On Gilbert Island, McKechnie fires high-precision laser beams from a surveyor's "total station" to record intertidal elevation data near a beachfront campground and archaeological site. As part of his PhD research at the University of British Columbia, he will crunch these numbers on a laptop into a 3D image of the rocky topography, including the paths of ancient canoe skids, to reckon how the site was used over the millennia and how it is now eroding from wave action and visitor traffic. While he works, a group of nurses on a kayaking vacation serenade us over their morning coffee with folk songs, spirituals, and Da Doo Ron Ron.


Later that afternoon, McKechnie negotiates our small boat past a brat pack of bachelor sea lions and beaches on aptly named Wouwer Island-if I ever have to be a castaway, this eye-popping Pacific refuge would do fine. A Parks Canada archaeologist and another assistant help him remove core samples from a high ridge. McKechnie says we're standing on a mammoth midden, which he plans to measure and radiocarbon date. The three scientists drive a long metal tube into the earth using a car-jack-like mechanism and a seven-kilogram slide hammer. McKechnie pulls out the tube with a puzzled look.

"We rocked out," he says.

What might be good news if you're an AC/DC fan isn't when you're an archaeologist. A stone has jammed the tube. They'll need to try again, and likely again, but McKechnie seems unfazed. Thousands of years of history have been pressed into the pages of this island landscape. He doesn't expect to' decipher it all in an afternoon.


"I count bones and shells and talk about what people were eating and their patterns of resource use," he says on the boat ride back to camp, an explanation that seriously undersells how he wrestles meaning out of the mud. "The Tseshaht support this work because they want this long story to be told and celebrated."

That story has become a strand in the narrative that Parks Canada shares with visitors. Literature and signage now emphasize the area's First Nations heritage. Last year, officials closed the overnight kayak campground on Benson Island to protect the 5,000-yearold village site ofTs'ishaa.

"Parks like these were originally marketed as a wilderness: 'Get away from the pressures of the city life! Come to the wilderness!"' says Alan McMillan, channelling his best pitchman's voice. "Whereas, to the Nuu-chah-nulth people-specifically the Tseshaht-it's 'Wilderness? That's our homeland!' Their traces are everywhere, whether it's in the form of shell middens or tidal fish traps or bark strips off trees. So the park is recognizing there's a cultural history as well as a natural history."

Learning about such human impact seemed to deepen, not dampen, the experience of the curious kayakers we met on Gilbert Island. The land is still wild enough for most tastes, anyway. On my last morning in Barkley Sound, the crew members arrive at Hiikwis and spot a black bear inspecting their open pits. A fusillade of FCRs sends the bruin dodging into the salal. The shouting stops, and the digging resumes.

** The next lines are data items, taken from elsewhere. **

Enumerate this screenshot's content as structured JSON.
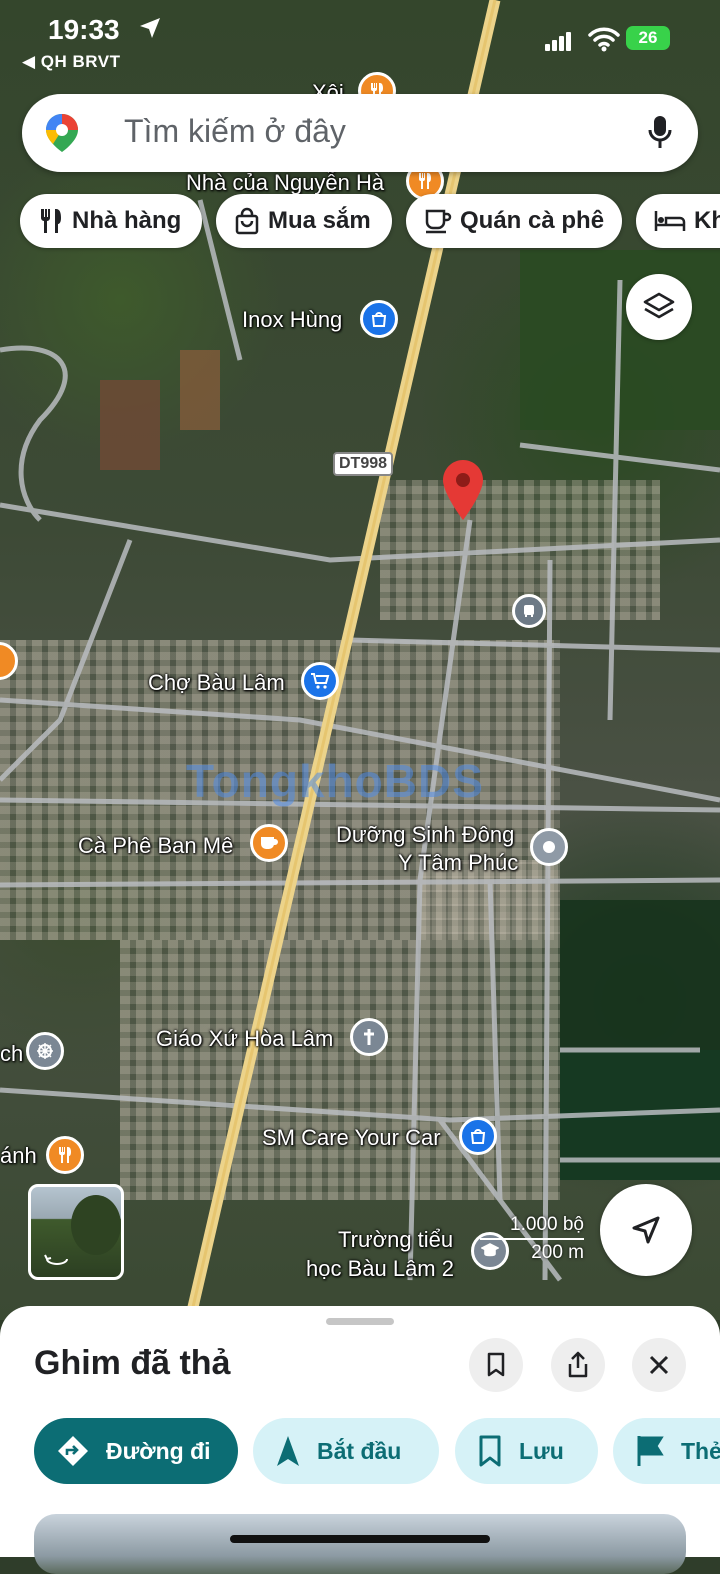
{
  "status_bar": {
    "time": "19:33",
    "back_app": "◀ QH BRVT",
    "battery": "26"
  },
  "search": {
    "placeholder": "Tìm kiếm ở đây"
  },
  "chips": [
    {
      "label": "Nhà hàng",
      "icon": "fork-knife-icon"
    },
    {
      "label": "Mua sắm",
      "icon": "shopping-bag-icon"
    },
    {
      "label": "Quán cà phê",
      "icon": "coffee-cup-icon"
    },
    {
      "label": "Kh",
      "icon": "bed-icon"
    }
  ],
  "map": {
    "labels": {
      "xoi": "Xôi",
      "nguyen_ha": "Nhà của Nguyễn Hà",
      "inox_hung": "Inox Hùng",
      "route": "DT998",
      "cho_bau_lam": "Chợ Bàu Lâm",
      "ca_phe": "Cà Phê Ban Mê",
      "duong_sinh_1": "Dưỡng Sinh Đông",
      "duong_sinh_2": "Y Tâm Phúc",
      "giao_xu": "Giáo Xứ Hòa Lâm",
      "left_ch": "ch",
      "left_anh": "ánh",
      "sm_care": "SM Care Your Car",
      "truong_1": "Trường tiểu",
      "truong_2": "học Bàu Lâm 2"
    },
    "watermark": "TongkhoBDS",
    "scale_feet": "1.000 bộ",
    "scale_m": "200 m",
    "pin_color": "#e53935"
  },
  "sheet": {
    "title": "Ghim đã thả",
    "actions": [
      {
        "label": "Đường đi",
        "icon": "directions-icon"
      },
      {
        "label": "Bắt đầu",
        "icon": "navigation-arrow-icon"
      },
      {
        "label": "Lưu",
        "icon": "bookmark-icon"
      },
      {
        "label": "Thẻ",
        "icon": "flag-icon"
      }
    ]
  }
}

As artifacts emerge-a knife blade, the scapula of a whale-I get a sense of how the project's leaders have complemented each other for so long. St. Claire darts around the edge of the pit like a movie director on a set, shouldering a video camera, re-positioning people, and recording the scene. McMillan delivers the studious voiceover and scholarly analysis, like David Attenborough admiring the Serengeti.

"What are we going to do when we pull it out?" a volunteer asks about the hefty whalebone.

McMillan smiles. "We'll let it go free!"

In many ways, that is exactly what this pioneering pair of archaeologists and their legions of assistants have done. They have extracted from the maritime soil a few chapters from a story that began thousands of years ago. They have helped the Tseshaht and other coastal First Peoples reconnect with the landscapes and culture of their ancestors. And they have freed the imaginations of all who travel through Barldey Sound and the Broken Group so that we might finally appreciate the human history recorded in the ground beneath our feet.